First, we will focus on the integral inside: $$\int_{\ln y}^{\ln 2 y} e^{x+y^{2}-z} d x$$ The function is separable w.r.t. \(x\), so we can integrate it directly: $$\int_{\ln y}^{\ln 2 y} e^{x+y^{2}-z} dx = [\frac{1}{1}* e^{1*(x+y^{2}-z)}]_{\ln y}^{\ln 2y} = e^{(\ln 2y+y^2-z)} - e^{(\ln y+y^2-z)}$$ Now, the integral has become: $$\int_{1}^{\ln 8} \int_{1}^{\sqrt{z}} (e^{(\ln 2y+y^2-z)} - e^{(\ln y+y^2-z)}) d y d z$$

Next, we will evaluate the middle integral: $$\int_{1}^{\sqrt{z}} (e^{(\ln 2y+y^2-z)} - e^{(\ln y+y^2-z)}) d y$$ For easier computation, let's split the integral into two and focus on the first part: $$\int_{1}^{\sqrt{z}} e^{(\ln 2y+y^2-z)} dy$$ To evaluate this integral, we perform substitution. Take \(u = \ln 2 y + y^2- z\), so \(du = (\frac{2}{2y} + 2y) dy\). Solving for \(y\) in \(u = \ln 2 y + y^2-z\), we get $$y = \frac{2}{2-\sqrt{4-4\left(-z+u\right)}}$$ Replacing \(y\) with the value above in the expression for \(du\), we find that \(du = \frac{4}{\sqrt{4-4\left(-z+u\right)}} dy.\) From this, we can write \(dy = \frac{\sqrt{4-4\left(-z+u\right)}}{4} du\) Now, the integral becomes: $$ \int e^{u} \frac{\sqrt{4-4\left(-z+u\right)}}{4} du = \frac{1}{4} \int e^{u} \sqrt{4-4\left(-z+u\right)} du$$ The limits of integration need to be updated based on the new variable \(u\). When \(y = 1\), \(u = \ln2 +1^2 -z\). When \(y =\sqrt{z}\), \(u = \ln 2 \sqrt{z}+z -z = \ln 2\sqrt{z}\). Now, substitute back the value of \(u\): $$\frac{1}{4}[\int_{\ln2 +1^2 -z}^{\ln 2\sqrt{z}} e^{u} \sqrt{4-4\left(-z+u\right)} du]$$ Now, let's focus on the integral part: $$\int_{1}^{\sqrt{z}} e^{(\ln y+y^2-z)} dy$$ Similarly, let's take \(v = \ln y + y^2- z\), Thus \(dv = (\frac{1}{y} + 2y) dy\). We can solve for \(y\) in terms of \(v\) in a similar way as before. Also, we need to update the limits of integration accordingly.

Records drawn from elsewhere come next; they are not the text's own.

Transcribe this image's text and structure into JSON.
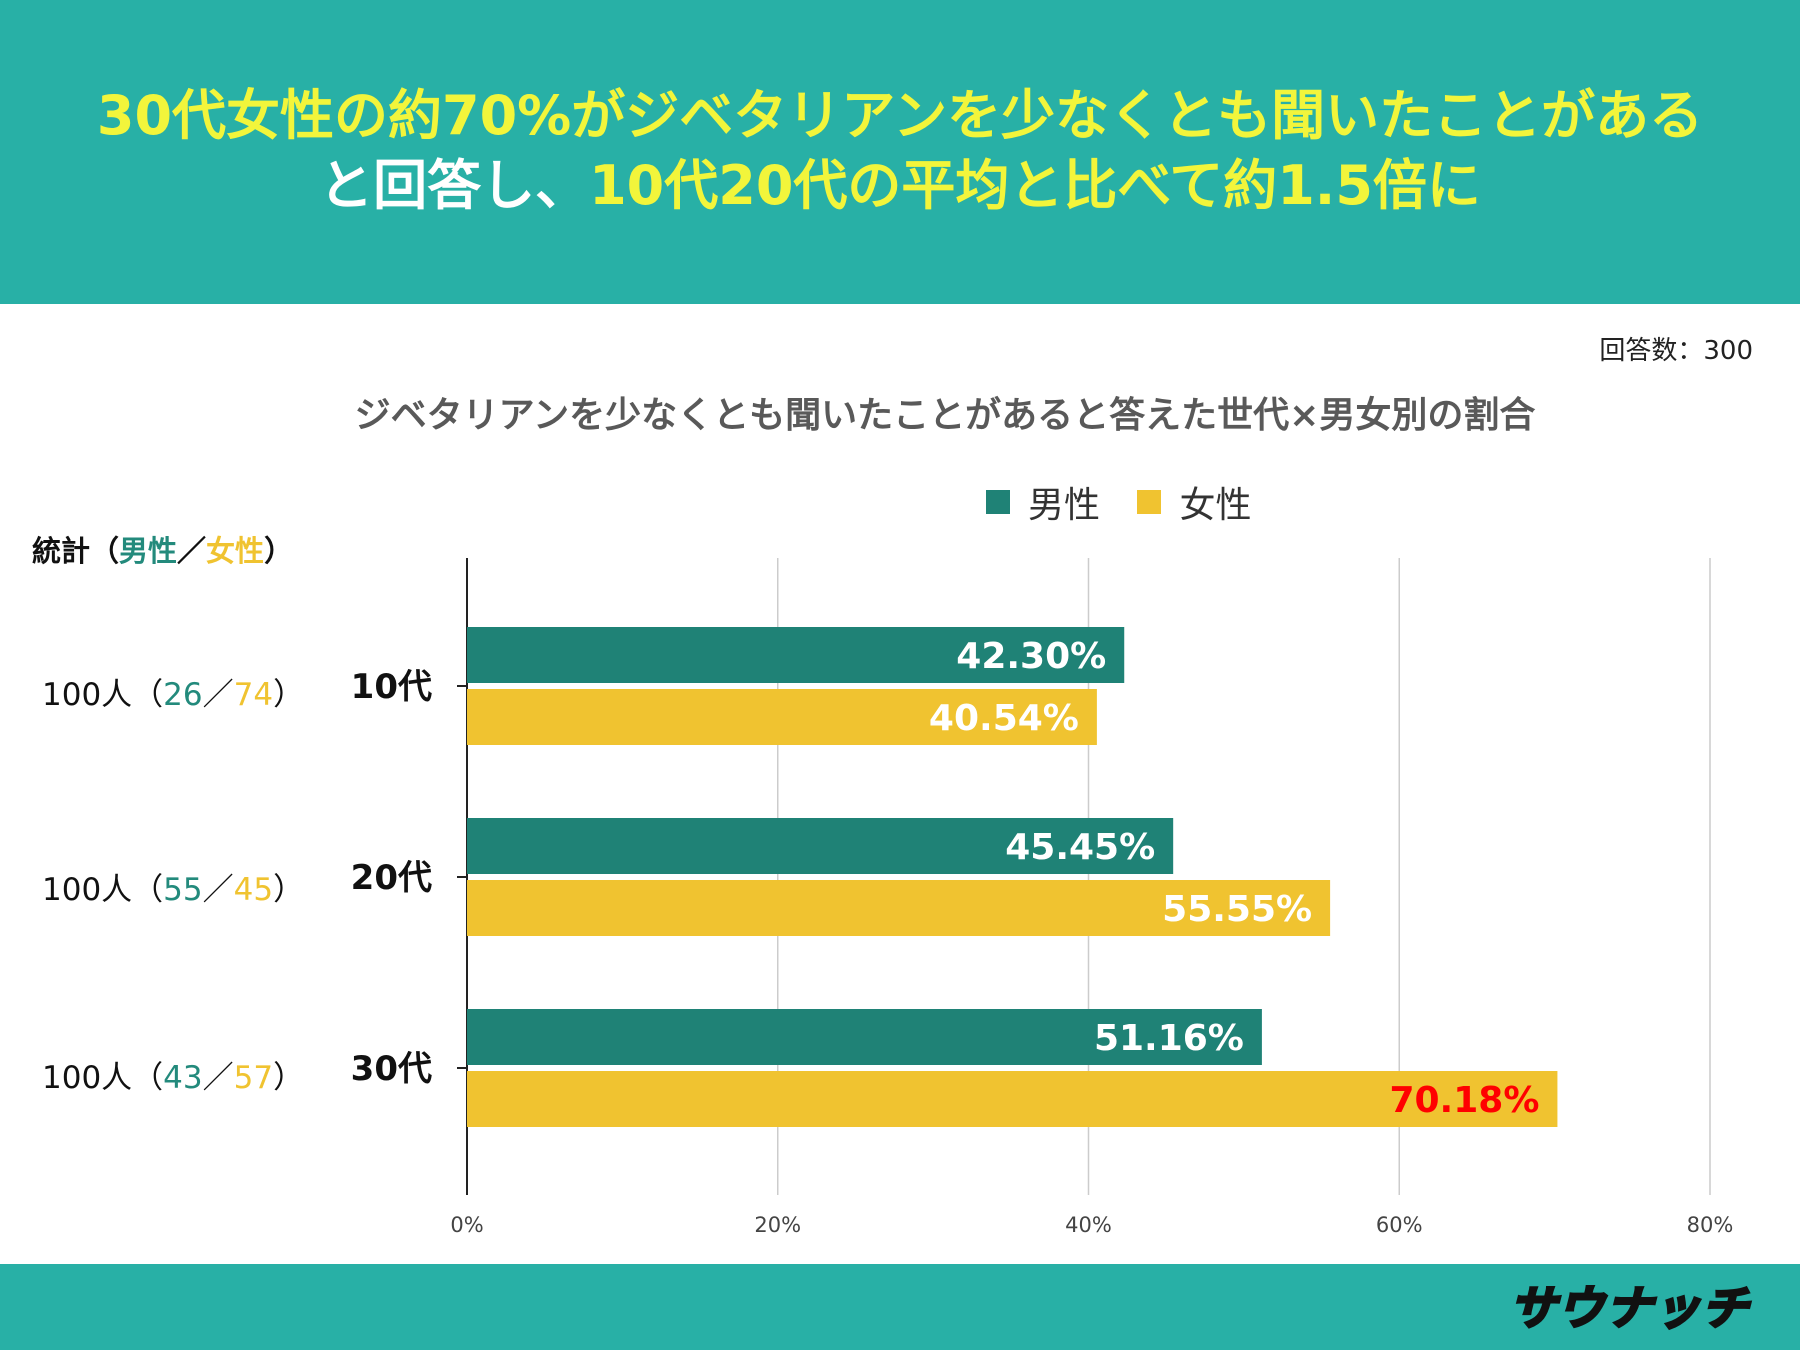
{
  "header": {
    "line1": "30代女性の約70%がジベタリアンを少なくとも聞いたことがある",
    "line2_white": "と回答し、",
    "line2_yellow": "10代20代の平均と比べて約1.5倍に"
  },
  "response_count": "回答数：300",
  "stats": {
    "header_prefix": "統計（",
    "header_male": "男性",
    "header_sep": "／",
    "header_female": "女性",
    "header_suffix": "）",
    "rows": [
      {
        "total": "100人（",
        "male": "26",
        "sep": "／",
        "female": "74",
        "close": "）"
      },
      {
        "total": "100人（",
        "male": "55",
        "sep": "／",
        "female": "45",
        "close": "）"
      },
      {
        "total": "100人（",
        "male": "43",
        "sep": "／",
        "female": "57",
        "close": "）"
      }
    ]
  },
  "chart_data": {
    "type": "bar",
    "orientation": "horizontal",
    "title": "ジベタリアンを少なくとも聞いたことがあると答えた世代×男女別の割合",
    "categories": [
      "10代",
      "20代",
      "30代"
    ],
    "series": [
      {
        "name": "男性",
        "color": "#1f8276",
        "values": [
          42.3,
          45.45,
          51.16
        ],
        "labels": [
          "42.30%",
          "45.45%",
          "51.16%"
        ]
      },
      {
        "name": "女性",
        "color": "#f0c330",
        "values": [
          40.54,
          55.55,
          70.18
        ],
        "labels": [
          "40.54%",
          "55.55%",
          "70.18%"
        ]
      }
    ],
    "highlight": {
      "series": 1,
      "index": 2,
      "color": "#ff0000"
    },
    "xlim": [
      0,
      80
    ],
    "xticks": [
      0,
      20,
      40,
      60,
      80
    ],
    "xtick_labels": [
      "0%",
      "20%",
      "40%",
      "60%",
      "80%"
    ],
    "grid": true,
    "legend": "top"
  },
  "logo": "サウナッチ"
}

The final integral would be: $$\int e^{v} \frac{\sqrt{4-4\left(-z+v\right)}}{4} dv$$ $$\frac{1}{4}\int_{1^2 -z}^{z-\sqrt{z}} e^{(v)} \sqrt{4-4\left(-z+v\right)} d v$$ Now we have: $$\int_{1}^{\ln 8} \left[\frac{1}{4}\int_{\ln2 +1^2 -z}^{\ln 2\sqrt{z}} e^{(u)} \sqrt{4-4\left(-z+u\right)} d u - \frac{1}{4}\int_{1^2 -z}^{z-\sqrt{z}} e^{(v)} \sqrt{4-4\left(-z+v\right)} d v \right]d z$$

At this point, you could use numerical or approximation methods to find the value of the integrals w.r.t. \(u\) and \(v\), given that the integrals appear quite complicated and do not have a simple closed form. Once those values are determined, you can compute the final integral w.r.t. \(z\): $$\int_{1}^{\ln 8} \left[\frac{1}{4}\int_{\ln2 +1^2 -z}^{\ln 2\sqrt{z}} e^{(u)} \sqrt{4-4\left(-z+u\right)} d u - \frac{1}{4}\int_{1^2 -z}^{z-\sqrt{z}} e^{(v)} \sqrt{4-4\left(-z+v\right)} d v \right]d z$$ Perform the final integration, and you would get the value of the given triple integral.